Jakarta – Menteri Investasi/Kepala Badan Koordinasi Penanaman Modal (BKPM), Bahlil Lahadalia, menegaskan jika pengembangan ekosistem kendaraan listrik atau electric vehicle (EV) di Indonesia perlu melibatkan pengusaha lokal di daerah. Hal ini bertujuan agar nilai investasi yang bertambah secara nasional bisa dinikmati oleh masyarakat di daerah.
“Nah, soal perizinan semua kita permudah dan kita minta supaya investasi bagi ekosistem EV harus berkolaborasi, khususnya kolaborasi dengan pengusaha nasional, khususnya lagi pengusaha daerah. Kenapa demikian? Karena kita ini pertumbuhan PDB-nya tinggi, tapi tidak banyak masyarakat kita yang memiliki akses ke sana. Jangan sampai yang kaya hanya di Jakarta saja, tapi sampai ke daerah-daerah,” ucapnya pada acara seminar “Membangun Ekosistem Baterai Kendaraan Listrik” di Jakarta, Selasa, 29 Agustus 2023.
Dirinya lalu kembali membantah isu bahwa kebijakan hilirisasi nikel itu dikuasai asing sepenuhnya. Menurutnya, masuknya investor asing tersebut tak lain adalah karena persoalan transfer teknologi dan tantangan pada perbankan nasional untuk membiayai proyek investasi. Ia mengatakan bahwa pihak asing hanya menguasai industri, dan bukan tambangnya.
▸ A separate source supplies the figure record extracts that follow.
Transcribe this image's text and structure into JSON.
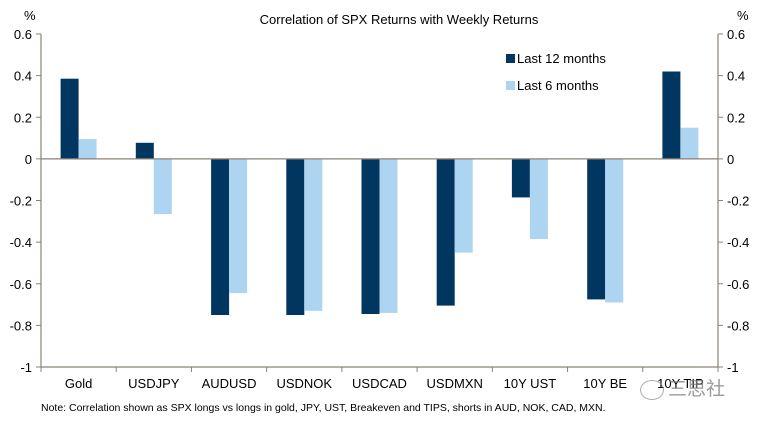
{
  "chart_data": {
    "type": "bar",
    "title": "Correlation of SPX Returns with Weekly Returns",
    "xlabel": "",
    "ylabel": "%",
    "ylabel_right": "%",
    "ylim": [
      -1,
      0.6
    ],
    "yticks": [
      0.6,
      0.4,
      0.2,
      0,
      -0.2,
      -0.4,
      -0.6,
      -0.8,
      -1
    ],
    "ytick_labels": [
      "0.6",
      "0.4",
      "0.2",
      "0",
      "-0.2",
      "-0.4",
      "-0.6",
      "-0.8",
      "-1"
    ],
    "grid": false,
    "legend_position": "top-right",
    "categories": [
      "Gold",
      "USDJPY",
      "AUDUSD",
      "USDNOK",
      "USDCAD",
      "USDMXN",
      "10Y UST",
      "10Y BE",
      "10Y TIP"
    ],
    "series": [
      {
        "name": "Last 12 months",
        "color": "#003660",
        "values": [
          0.385,
          0.077,
          -0.75,
          -0.75,
          -0.745,
          -0.705,
          -0.185,
          -0.675,
          0.42
        ]
      },
      {
        "name": "Last 6 months",
        "color": "#add4f0",
        "values": [
          0.095,
          -0.265,
          -0.645,
          -0.73,
          -0.74,
          -0.45,
          -0.385,
          -0.69,
          0.15
        ]
      }
    ],
    "note": "Note: Correlation shown as SPX longs vs longs in gold, JPY, UST, Breakeven and TIPS, shorts in AUD, NOK, CAD, MXN."
  },
  "watermark": {
    "text": "三思社",
    "icon": "wechat-icon"
  },
  "colors": {
    "axis": "#8c8279"
  }
}
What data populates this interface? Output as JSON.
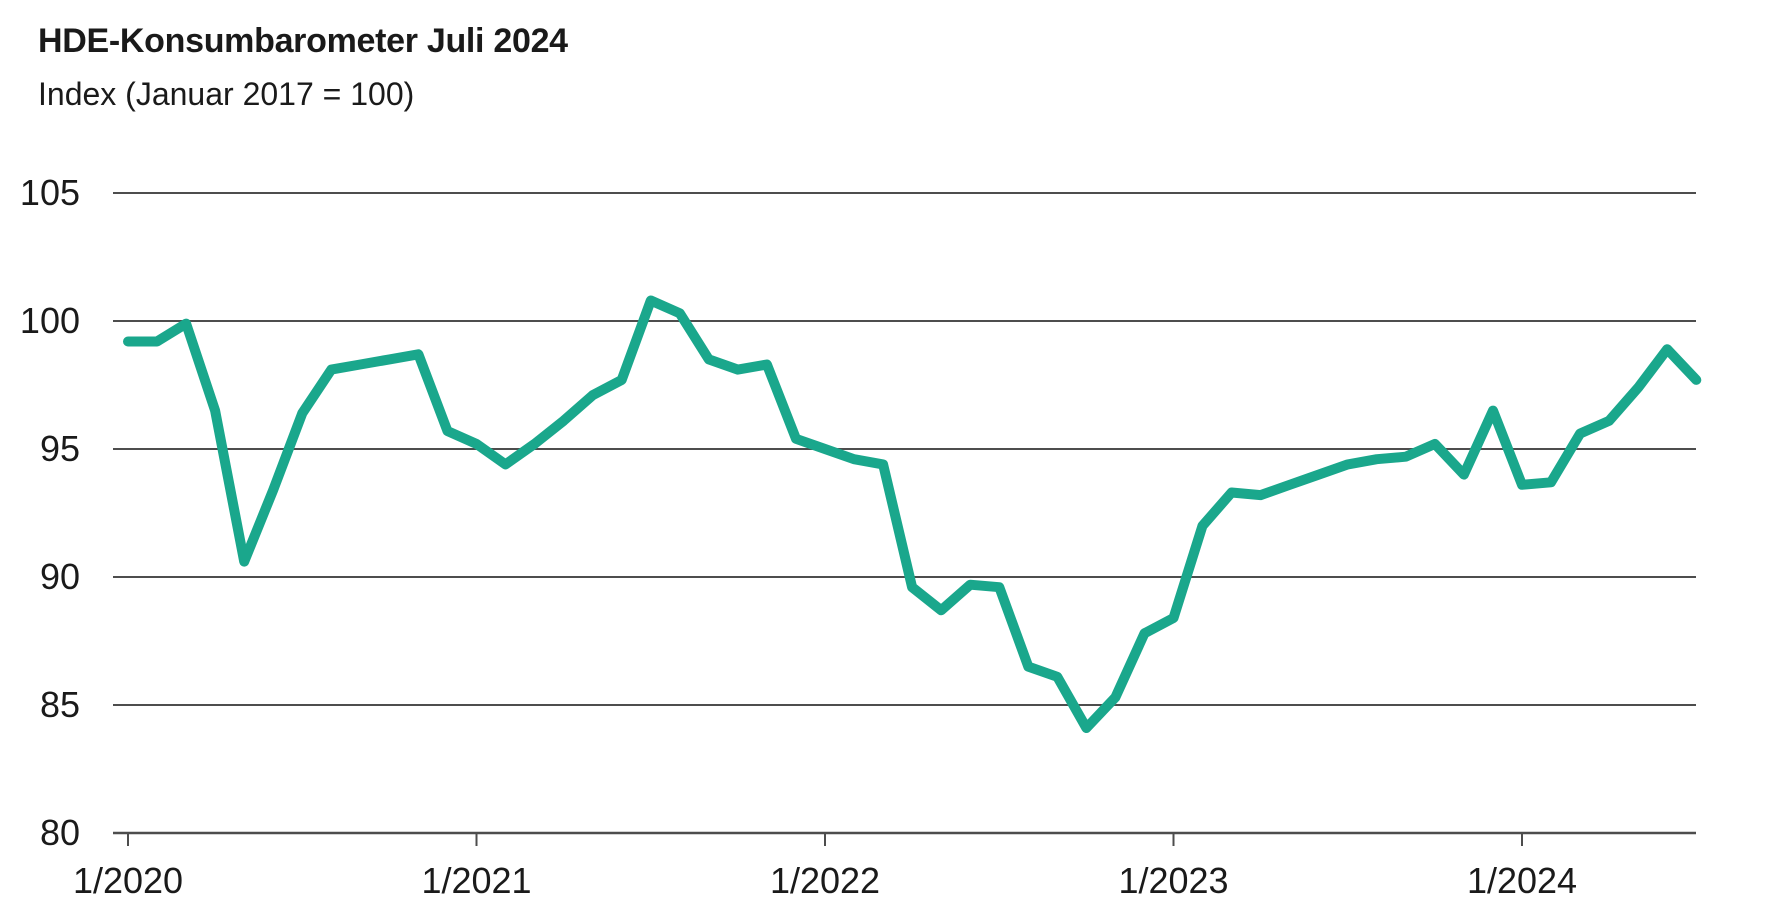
{
  "header": {
    "title": "HDE-Konsumbarometer Juli 2024",
    "subtitle": "Index (Januar 2017 = 100)"
  },
  "chart_data": {
    "type": "line",
    "title": "HDE-Konsumbarometer Juli 2024",
    "subtitle": "Index (Januar 2017 = 100)",
    "series_name": "HDE-Konsumbarometer",
    "x": [
      "1/2020",
      "2/2020",
      "3/2020",
      "4/2020",
      "5/2020",
      "6/2020",
      "7/2020",
      "8/2020",
      "9/2020",
      "10/2020",
      "11/2020",
      "12/2020",
      "1/2021",
      "2/2021",
      "3/2021",
      "4/2021",
      "5/2021",
      "6/2021",
      "7/2021",
      "8/2021",
      "9/2021",
      "10/2021",
      "11/2021",
      "12/2021",
      "1/2022",
      "2/2022",
      "3/2022",
      "4/2022",
      "5/2022",
      "6/2022",
      "7/2022",
      "8/2022",
      "9/2022",
      "10/2022",
      "11/2022",
      "12/2022",
      "1/2023",
      "2/2023",
      "3/2023",
      "4/2023",
      "5/2023",
      "6/2023",
      "7/2023",
      "8/2023",
      "9/2023",
      "10/2023",
      "11/2023",
      "12/2023",
      "1/2024",
      "2/2024",
      "3/2024",
      "4/2024",
      "5/2024",
      "6/2024",
      "7/2024"
    ],
    "values": [
      99.2,
      99.2,
      99.9,
      96.5,
      90.6,
      93.4,
      96.4,
      98.1,
      98.3,
      98.5,
      98.7,
      95.7,
      95.2,
      94.4,
      95.2,
      96.1,
      97.1,
      97.7,
      100.8,
      100.3,
      98.5,
      98.1,
      98.3,
      95.4,
      95.0,
      94.6,
      94.4,
      89.6,
      88.7,
      89.7,
      89.6,
      86.5,
      86.1,
      84.1,
      85.3,
      87.8,
      88.4,
      92.0,
      93.3,
      93.2,
      93.6,
      94.0,
      94.4,
      94.6,
      94.7,
      95.2,
      94.0,
      96.5,
      93.6,
      93.7,
      95.6,
      96.1,
      97.4,
      98.9,
      97.7
    ],
    "ylim": [
      80,
      105
    ],
    "yticks": [
      105,
      100,
      95,
      90,
      85,
      80
    ],
    "xticks": [
      {
        "label": "1/2020",
        "index": 0
      },
      {
        "label": "1/2021",
        "index": 12
      },
      {
        "label": "1/2022",
        "index": 24
      },
      {
        "label": "1/2023",
        "index": 36
      },
      {
        "label": "1/2024",
        "index": 48
      }
    ],
    "grid": "horizontal",
    "legend": "none",
    "line_color": "#1AA78C",
    "axis_color": "#4D4D4D",
    "text_color": "#1A1A1A"
  }
}
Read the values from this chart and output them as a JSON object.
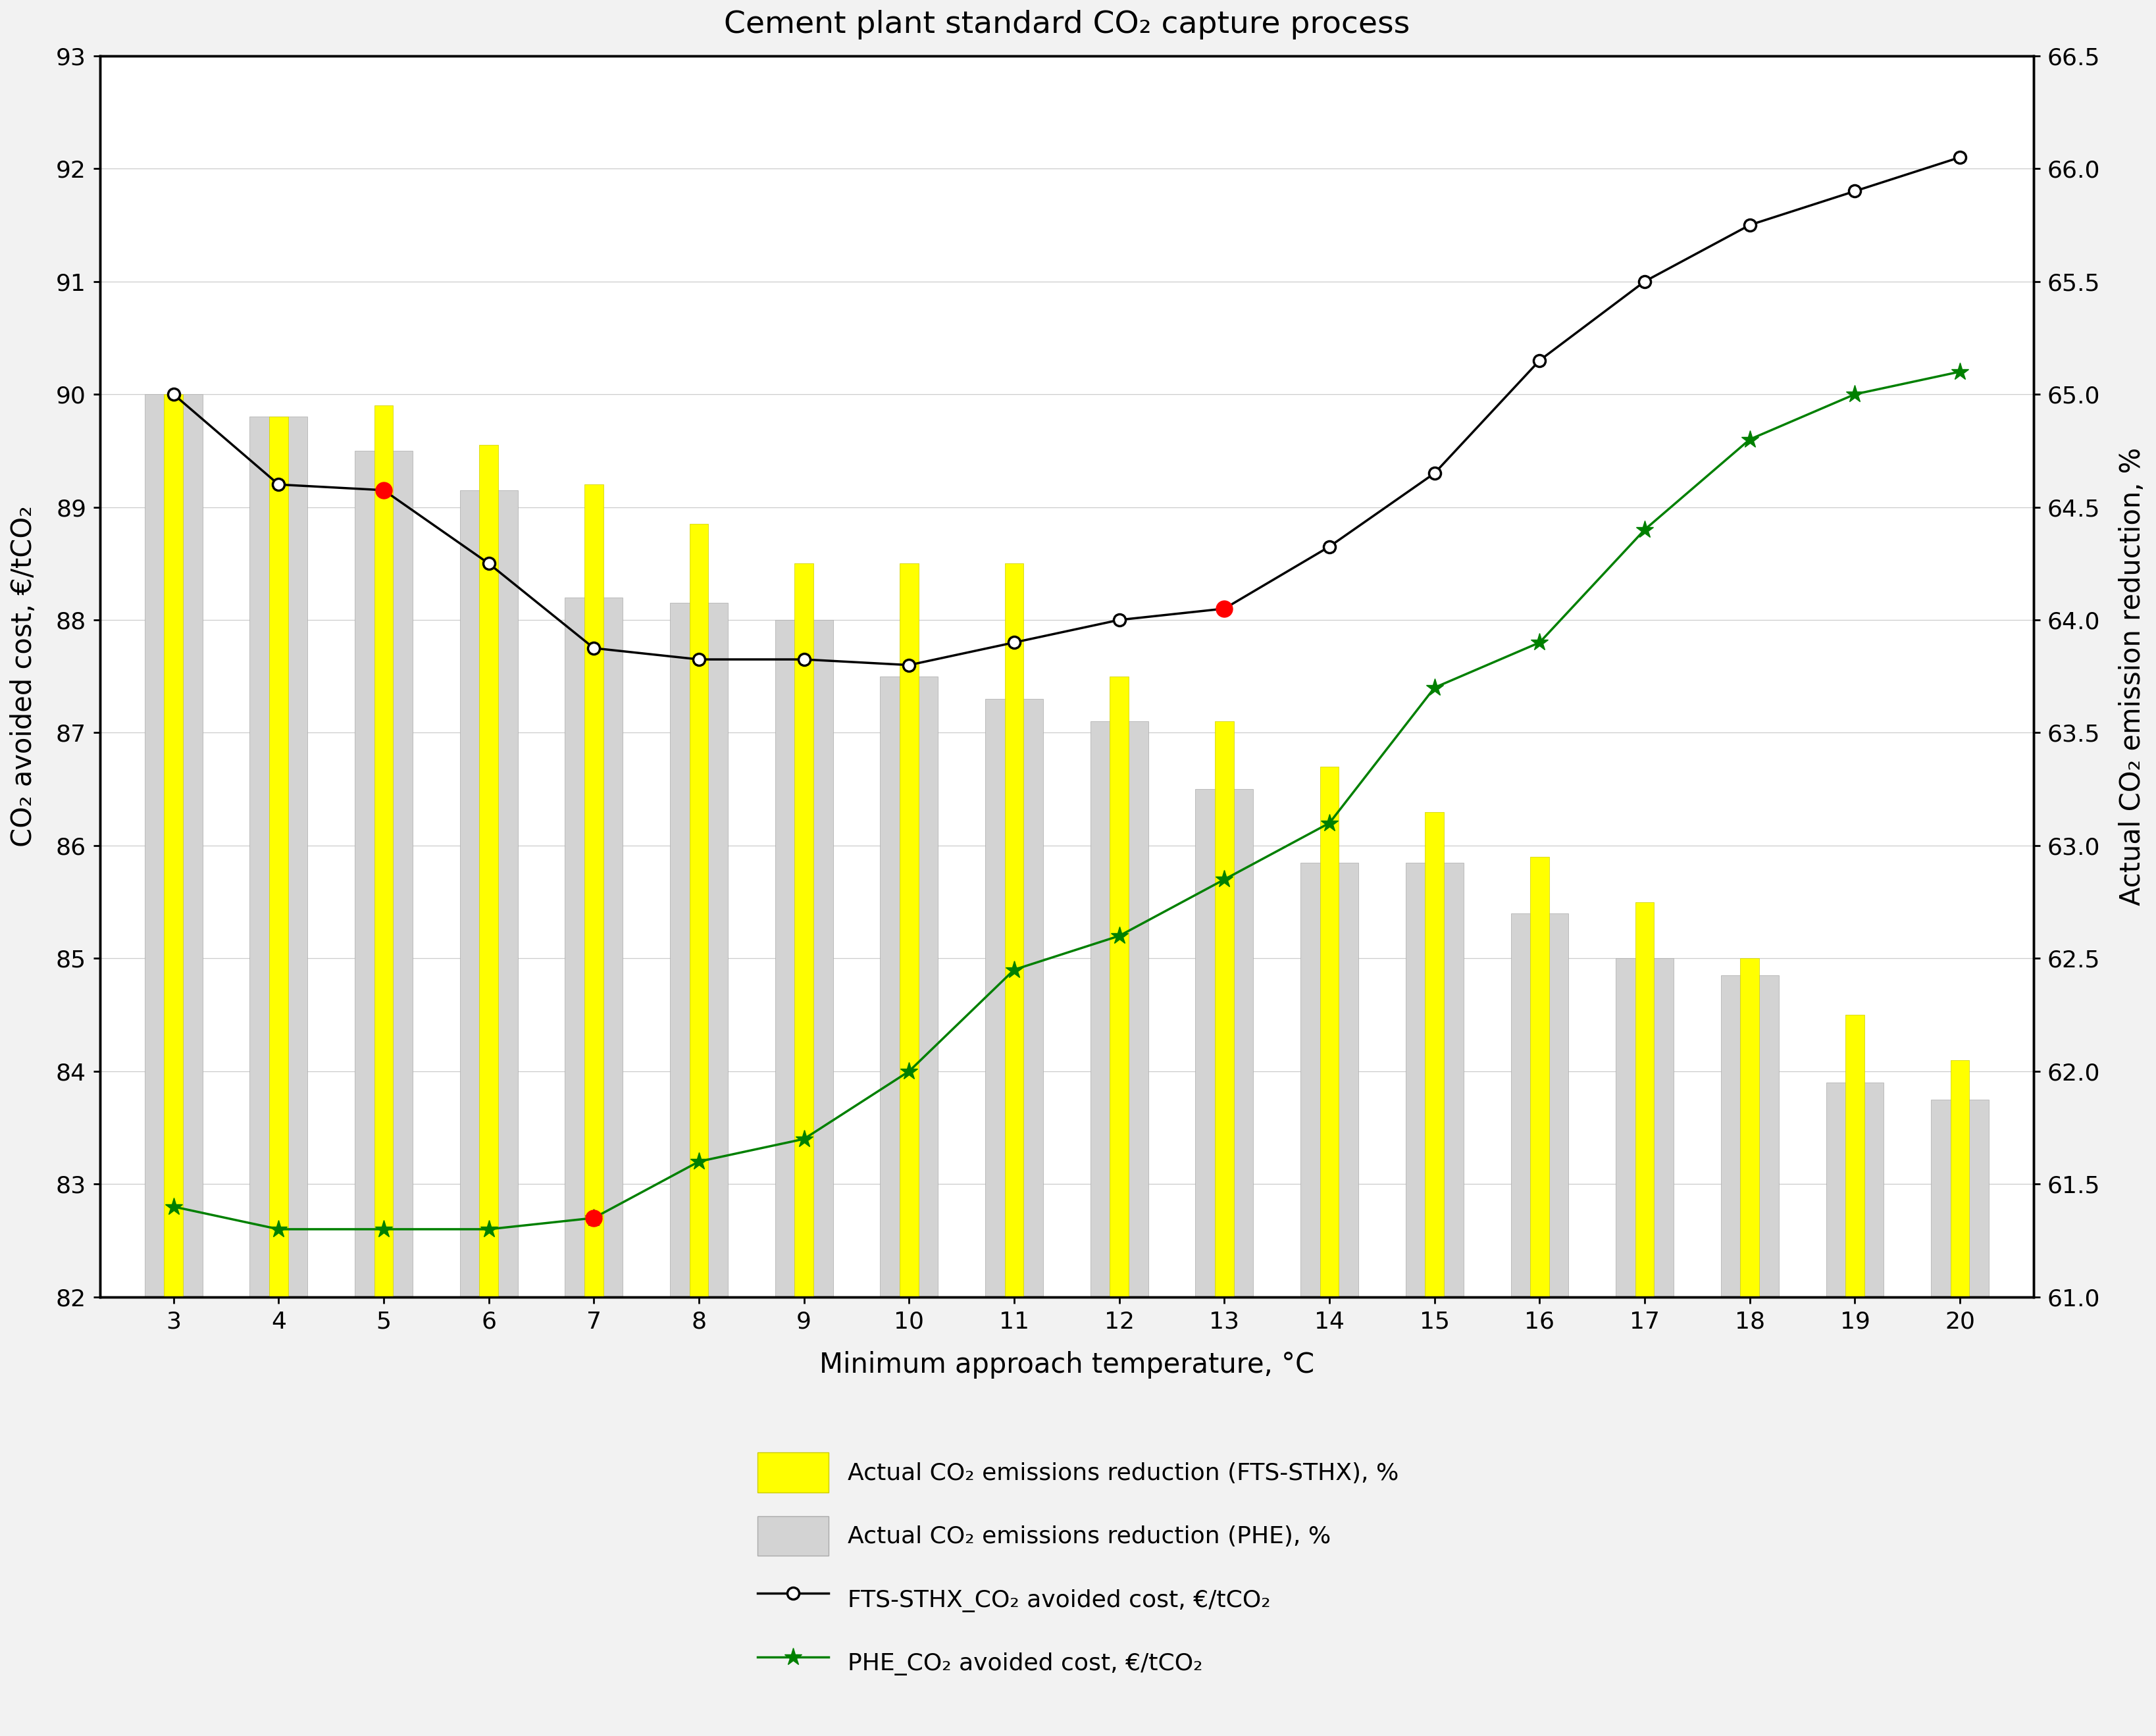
{
  "title": "Cement plant standard CO₂ capture process",
  "xlabel": "Minimum approach temperature, °C",
  "ylabel_left": "CO₂ avoided cost, €/tCO₂",
  "ylabel_right": "Actual CO₂ emission reduction, %",
  "temperatures": [
    3,
    4,
    5,
    6,
    7,
    8,
    9,
    10,
    11,
    12,
    13,
    14,
    15,
    16,
    17,
    18,
    19,
    20
  ],
  "fts_sthx_cost": [
    90.0,
    89.2,
    89.15,
    88.5,
    87.75,
    87.65,
    87.65,
    87.6,
    87.8,
    88.0,
    88.1,
    88.65,
    89.3,
    90.3,
    91.0,
    91.5,
    91.8,
    92.1
  ],
  "fts_red_markers": [
    5,
    13
  ],
  "phe_red_markers": [
    7
  ],
  "phe_green_right": [
    61.4,
    61.3,
    61.3,
    61.3,
    61.35,
    61.6,
    61.7,
    62.0,
    62.45,
    62.6,
    62.85,
    63.1,
    63.7,
    63.9,
    64.4,
    64.8,
    65.0,
    65.1
  ],
  "fts_yellow_bar_tops": [
    90.0,
    89.8,
    89.9,
    89.55,
    89.2,
    88.85,
    88.5,
    88.5,
    88.5,
    87.5,
    87.1,
    86.7,
    86.3,
    85.9,
    85.5,
    85.0,
    84.5,
    84.1
  ],
  "phe_grey_bar_tops": [
    90.0,
    89.8,
    89.5,
    89.15,
    88.2,
    88.15,
    88.0,
    87.5,
    87.3,
    87.1,
    86.5,
    85.85,
    85.85,
    85.4,
    85.0,
    84.85,
    83.9,
    83.75
  ],
  "ylim_left": [
    82,
    93
  ],
  "ylim_right": [
    61.0,
    66.5
  ],
  "background_color": "#f2f2f2",
  "plot_bg_color": "#ffffff",
  "fts_bar_color": "#ffff00",
  "fts_bar_edge_color": "#cccc00",
  "phe_bar_color": "#d3d3d3",
  "phe_bar_edge_color": "#aaaaaa",
  "black_line_color": "#000000",
  "green_line_color": "#008000",
  "red_color": "#ff0000",
  "grid_color": "#cccccc",
  "legend_labels": [
    "Actual CO₂ emissions reduction (FTS-STHX), %",
    "Actual CO₂ emissions reduction (PHE), %",
    "FTS-STHX_CO₂ avoided cost, €/tCO₂",
    "PHE_CO₂ avoided cost, €/tCO₂"
  ],
  "title_fontsize": 34,
  "label_fontsize": 30,
  "tick_fontsize": 26,
  "legend_fontsize": 26,
  "grey_bar_width": 0.55,
  "yellow_bar_width": 0.18,
  "bar_bottom": 82
}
“Jadi, kalau ada yang bilang nikel dikuasai asing itu keliru, karena tambangnya itu dikuasai oleh Indonesia, 80% nikel itu dikuasai oleh orang Indonesia. Industrinya baru yang dikuasai oleh asing. Kenapa industrinya dikuasai asing, karena memang perbankan nasional kita tidak membiayai capex untuk investasi. Andaikan ada, 40% dimintai equity, mana bisa 40% bos. Nilai investasinya saja minimal USD3 billion. Kalau 40% artinya USD1.200 billion, ya mana bisa. Sementara di asing itu equity-nya diminta cuman 10%. Ini masalahnya,” ungkapnya.
Lebih lanjut, ia mengatakan, untuk mengembangkan prospek investasi dari luar negeri ini, pihaknya dan pemerintah Indonesia telah merilis banyak program subsidi maupun pemotongan pajak sebagai insentif untuk para investor asing agar mereka mau berinvestasi di ekosistem industri kendaraan listrik nasional. Bagi Bahlil, pembangunan ekosistem baterai adalah keharusan sebelum membangun ekosistem kendaraannya.
“Jadi, konsistensi kita soal pembangunan ekosistem baterai adalah keharusan, tak bisa tidak. Kayak kita dulu kan punya kayu, tambang, ada tidak pengusaha kayu kita yang masuk 10 besar orang terkaya. Yang kaya ya itu-itu saja, kita tau semua. Bahkan, sebagian besar konglomerat di Indonesia itu kaya karena tebang-tebang dulu, bukan hilirisasi. Maka, mendorong hilirisasi ini adalah langkah pertama yang harus dilakukan sebelum membangun industri EV,” pungkasnya.